Shelves are empty in Venezuelan supermarkets as an increasingly dire economic crisis grips the country and leads to widespread shortages of basic goods.

 

The South American nation’s labour minister Oswaldo Vera said the government would take over operations at the plant, now in the hands of 971 workers.

President Nicolás Maduro said his government would support the workers with public funds and criticised Kimberly-Clark’s role in what he claims is an international plot to sabotage Venezuela’s economy and topple his socialist government.

Kimberly-Clark, whose products include nappies and tissues, said it was appropriate to halt its two-decade long operations.

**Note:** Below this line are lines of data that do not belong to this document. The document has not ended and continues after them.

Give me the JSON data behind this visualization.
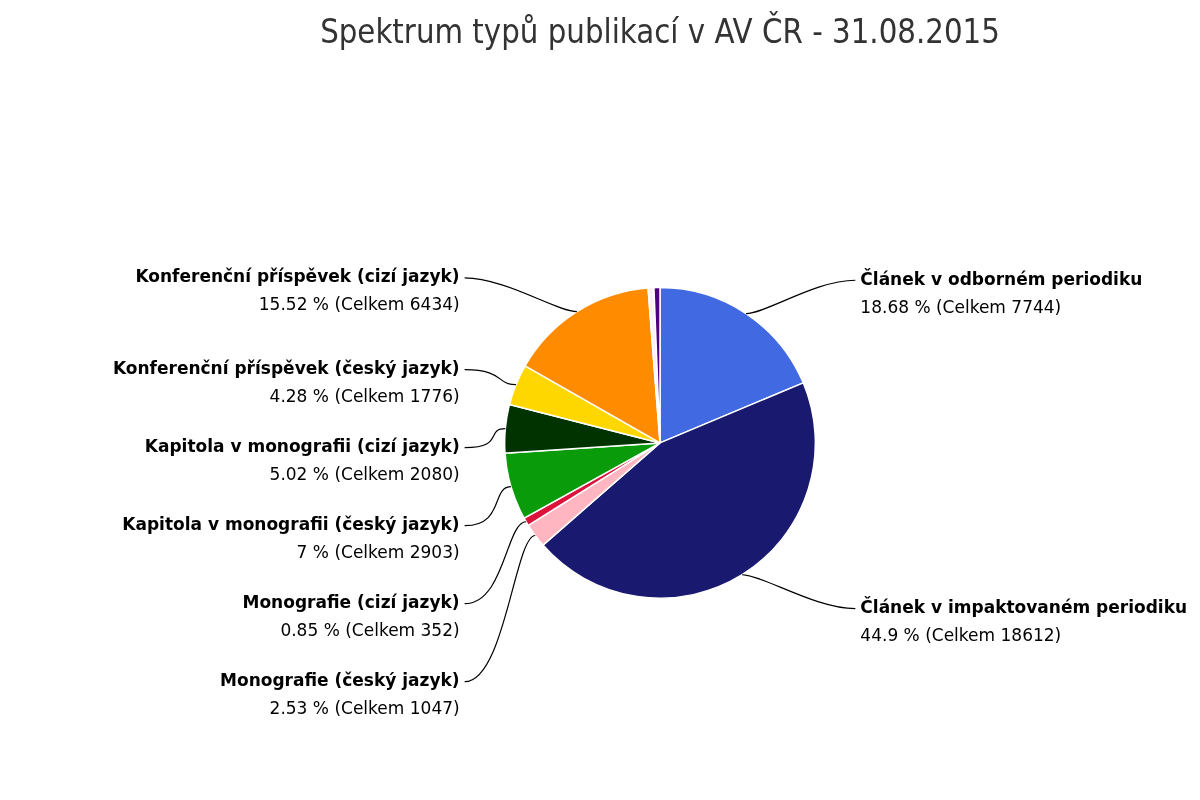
{
  "chart_data": {
    "type": "pie",
    "title": "Spektrum typů publikací v AV ČR - 31.08.2015",
    "categories": [
      "Článek v odborném periodiku",
      "Článek v impaktovaném periodiku",
      "Monografie (český jazyk)",
      "Monografie (cizí jazyk)",
      "Kapitola v monografii (český jazyk)",
      "Kapitola v monografii (cizí jazyk)",
      "Konferenční příspěvek (český jazyk)",
      "Konferenční příspěvek (cizí jazyk)",
      null,
      null
    ],
    "values": [
      7744,
      18612,
      1047,
      352,
      2903,
      2080,
      1776,
      6434,
      250,
      258
    ],
    "value_labels": [
      "18.68 % (Celkem 7744)",
      "44.9 % (Celkem 18612)",
      "2.53 % (Celkem 1047)",
      "0.85 % (Celkem 352)",
      "7 % (Celkem 2903)",
      "5.02 % (Celkem 2080)",
      "4.28 % (Celkem 1776)",
      "15.52 % (Celkem 6434)",
      null,
      null
    ],
    "colors": [
      "#4169e1",
      "#191970",
      "#ffb6c1",
      "#dc143c",
      "#0a9b0a",
      "#013301",
      "#ffd700",
      "#ff8c00",
      "#fff0f5",
      "#4b0082"
    ],
    "legend": false
  }
}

The firm said it was unable to obtain raw materials or hard currency, while soaring inflation in Venezuela further exacerbated the situation.

“If the Venezuelan government takes control of Kimberly-Clark facilities and operations, it will be responsible for the wellbeing of workers and the physical assets, equipment and machinery in the facilities going forward,” it said in a statement.

A number of other multinational corporations, including Procter & Gamble and General Mills, have also scaled back their operations in Venezuela amid an increasingly dire economic situation.

Despite sitting on the largest oil reserves in the world, the OPEC nation’s economy has been in decline since 2014, boasts the world’s highest inflation and is plagued by widespread shortages of basic goods.

The government announced last month it would begin distributing food directly to families in the capital Caracas as food shortages brought hungry protestors out in droves every day.

In May, Maduro declared a state of emergency to give him more powers to deal with the spiralling economy, sent into a deeper crash amid the slump in oil prices.

But critics argue that almost two decades worth of failed socialist economic policies are the main factor in Venezuela’s decline.

A coalition of opposition parties, hailing from across the political spectrum, are seeking a recall of the increasingly unpopular leader.

But Maduro claims he and his government are the target of an “economic war” waged with US backing.